His triumph in Fucheng's grand competition—a clash of titans beneath a sky ablaze with ceremonial fireworks—had outshone the scions of Fuguo's noblest houses. His name had echoed through the capital's streets, carried like a battle cry, until even Emperor Fukang took notice, his stern gaze softening with rare approval.
Whispers spoke of Fu Yue, the emperor's third son, kneeling before Ye Qiu in a moonlit grove, their oaths of brotherhood sealed with blood and wine. By contrast, Fu Zeng, the former crown prince, had challenged Ye Qiu with venomous pride—a mistake that saw him stripped of his title, his once-proud figure now a ghost haunting his ancestral estates.

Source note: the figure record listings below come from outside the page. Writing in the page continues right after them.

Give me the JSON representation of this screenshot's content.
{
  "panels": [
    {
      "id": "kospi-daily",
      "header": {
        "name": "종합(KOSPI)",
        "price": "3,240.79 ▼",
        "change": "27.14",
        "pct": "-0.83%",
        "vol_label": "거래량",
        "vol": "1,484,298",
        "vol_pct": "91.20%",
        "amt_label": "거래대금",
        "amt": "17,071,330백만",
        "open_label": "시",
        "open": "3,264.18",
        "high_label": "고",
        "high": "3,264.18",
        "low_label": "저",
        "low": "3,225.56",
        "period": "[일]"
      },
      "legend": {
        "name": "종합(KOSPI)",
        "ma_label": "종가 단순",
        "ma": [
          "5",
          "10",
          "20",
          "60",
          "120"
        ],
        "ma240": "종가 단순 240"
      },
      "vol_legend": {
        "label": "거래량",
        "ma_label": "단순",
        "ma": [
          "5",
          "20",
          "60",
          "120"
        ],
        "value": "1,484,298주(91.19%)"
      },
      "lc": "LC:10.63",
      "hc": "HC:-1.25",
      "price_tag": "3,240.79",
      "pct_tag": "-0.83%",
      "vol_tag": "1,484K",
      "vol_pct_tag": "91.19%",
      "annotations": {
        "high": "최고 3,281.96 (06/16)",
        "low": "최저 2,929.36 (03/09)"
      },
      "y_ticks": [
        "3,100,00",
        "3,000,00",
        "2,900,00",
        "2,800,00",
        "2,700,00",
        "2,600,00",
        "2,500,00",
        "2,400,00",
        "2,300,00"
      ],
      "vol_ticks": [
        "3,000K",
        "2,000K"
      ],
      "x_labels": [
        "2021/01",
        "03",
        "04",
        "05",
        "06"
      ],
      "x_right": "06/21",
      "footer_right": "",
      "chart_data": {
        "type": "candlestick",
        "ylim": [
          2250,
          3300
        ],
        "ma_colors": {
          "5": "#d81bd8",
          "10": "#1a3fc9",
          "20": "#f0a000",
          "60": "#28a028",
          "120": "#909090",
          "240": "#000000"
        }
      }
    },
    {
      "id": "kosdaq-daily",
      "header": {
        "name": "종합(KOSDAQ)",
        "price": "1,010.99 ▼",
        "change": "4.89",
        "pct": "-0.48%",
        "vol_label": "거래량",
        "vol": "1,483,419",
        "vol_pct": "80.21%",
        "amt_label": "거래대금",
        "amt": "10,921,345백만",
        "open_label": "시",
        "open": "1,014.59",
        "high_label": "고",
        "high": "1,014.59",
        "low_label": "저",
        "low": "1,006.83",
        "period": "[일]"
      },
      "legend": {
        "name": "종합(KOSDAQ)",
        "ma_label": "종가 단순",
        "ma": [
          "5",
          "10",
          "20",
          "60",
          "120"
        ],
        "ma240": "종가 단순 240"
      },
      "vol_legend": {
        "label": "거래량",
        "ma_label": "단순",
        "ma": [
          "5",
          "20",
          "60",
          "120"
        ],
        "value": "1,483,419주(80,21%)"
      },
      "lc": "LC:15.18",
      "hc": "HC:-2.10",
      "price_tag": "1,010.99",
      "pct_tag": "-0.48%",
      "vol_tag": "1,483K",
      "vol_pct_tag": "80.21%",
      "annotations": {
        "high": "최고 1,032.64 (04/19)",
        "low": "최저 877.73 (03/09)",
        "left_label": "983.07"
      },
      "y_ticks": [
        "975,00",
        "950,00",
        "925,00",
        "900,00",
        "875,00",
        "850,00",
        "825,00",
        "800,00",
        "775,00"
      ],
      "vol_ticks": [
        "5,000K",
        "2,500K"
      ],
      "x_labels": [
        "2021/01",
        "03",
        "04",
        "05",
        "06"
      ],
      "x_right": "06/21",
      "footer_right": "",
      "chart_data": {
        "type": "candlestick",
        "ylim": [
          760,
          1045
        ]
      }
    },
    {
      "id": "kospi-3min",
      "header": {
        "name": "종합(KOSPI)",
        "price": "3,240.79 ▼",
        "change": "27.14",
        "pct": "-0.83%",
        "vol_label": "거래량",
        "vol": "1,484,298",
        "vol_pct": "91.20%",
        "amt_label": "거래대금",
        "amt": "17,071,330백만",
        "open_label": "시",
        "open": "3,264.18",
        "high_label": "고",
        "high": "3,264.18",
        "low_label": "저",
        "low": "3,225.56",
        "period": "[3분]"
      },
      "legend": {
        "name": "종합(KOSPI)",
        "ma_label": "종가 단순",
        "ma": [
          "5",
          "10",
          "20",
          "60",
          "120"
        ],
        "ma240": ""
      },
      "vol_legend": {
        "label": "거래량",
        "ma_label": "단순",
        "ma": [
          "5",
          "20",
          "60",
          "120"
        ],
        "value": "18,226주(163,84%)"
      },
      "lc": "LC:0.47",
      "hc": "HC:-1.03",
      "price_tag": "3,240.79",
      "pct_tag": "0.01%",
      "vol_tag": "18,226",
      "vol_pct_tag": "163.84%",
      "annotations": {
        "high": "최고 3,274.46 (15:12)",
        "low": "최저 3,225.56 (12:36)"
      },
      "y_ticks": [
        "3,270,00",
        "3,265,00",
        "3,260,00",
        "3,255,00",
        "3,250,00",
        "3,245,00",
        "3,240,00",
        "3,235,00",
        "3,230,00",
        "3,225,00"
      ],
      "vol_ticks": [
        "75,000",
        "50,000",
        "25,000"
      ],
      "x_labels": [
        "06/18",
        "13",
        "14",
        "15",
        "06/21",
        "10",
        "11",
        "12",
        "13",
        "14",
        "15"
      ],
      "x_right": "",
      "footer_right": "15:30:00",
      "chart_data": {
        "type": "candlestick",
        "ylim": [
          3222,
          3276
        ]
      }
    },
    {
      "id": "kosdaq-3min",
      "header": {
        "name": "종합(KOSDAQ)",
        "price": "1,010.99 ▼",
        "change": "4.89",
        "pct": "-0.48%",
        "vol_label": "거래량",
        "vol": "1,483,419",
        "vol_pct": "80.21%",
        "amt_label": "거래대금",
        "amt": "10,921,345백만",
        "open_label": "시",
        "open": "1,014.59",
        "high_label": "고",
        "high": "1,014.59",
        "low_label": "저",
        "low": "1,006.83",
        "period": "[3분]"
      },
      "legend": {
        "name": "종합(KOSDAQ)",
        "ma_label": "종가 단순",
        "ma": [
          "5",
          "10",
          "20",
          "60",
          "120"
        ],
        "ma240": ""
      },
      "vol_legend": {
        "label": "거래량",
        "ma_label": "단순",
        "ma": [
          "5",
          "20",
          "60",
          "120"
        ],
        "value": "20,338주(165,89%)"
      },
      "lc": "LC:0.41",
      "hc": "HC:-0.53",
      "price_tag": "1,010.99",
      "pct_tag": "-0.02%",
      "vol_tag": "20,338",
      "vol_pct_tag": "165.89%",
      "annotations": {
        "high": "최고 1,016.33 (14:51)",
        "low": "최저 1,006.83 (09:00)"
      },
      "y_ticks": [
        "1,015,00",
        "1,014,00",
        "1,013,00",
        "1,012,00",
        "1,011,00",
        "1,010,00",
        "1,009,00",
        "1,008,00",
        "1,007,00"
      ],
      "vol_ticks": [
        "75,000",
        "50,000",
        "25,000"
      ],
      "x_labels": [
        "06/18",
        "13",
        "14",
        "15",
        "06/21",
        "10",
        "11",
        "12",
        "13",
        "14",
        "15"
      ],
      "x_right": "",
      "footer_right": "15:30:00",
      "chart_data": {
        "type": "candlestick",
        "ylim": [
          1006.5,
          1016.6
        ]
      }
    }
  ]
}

In Qingcheng, Ye Qiu's tale was gospel, and the Ye Family had ridden its crest, rising from obscurity to become the city's undisputed titan. The Ye Mansion stood as their crown, its iron gates flanked by guards in lacquered armor, their breastplates gleaming like beetle shells in the fading sun. Spears rested in their hands, tips honed to a wicked shine, their eyes scanning the streets with the puffed-chest arrogance of men secure in their power.
Passersby slowed, their steps faltering as they craned their necks to stare at the mansion's imposing silhouette—its eaves curling upward like a dragon's wings, its windows dark and watchful. Murmurs rippled through the crowd, a mix of reverence and unease, as if the very stones whispered of the might within.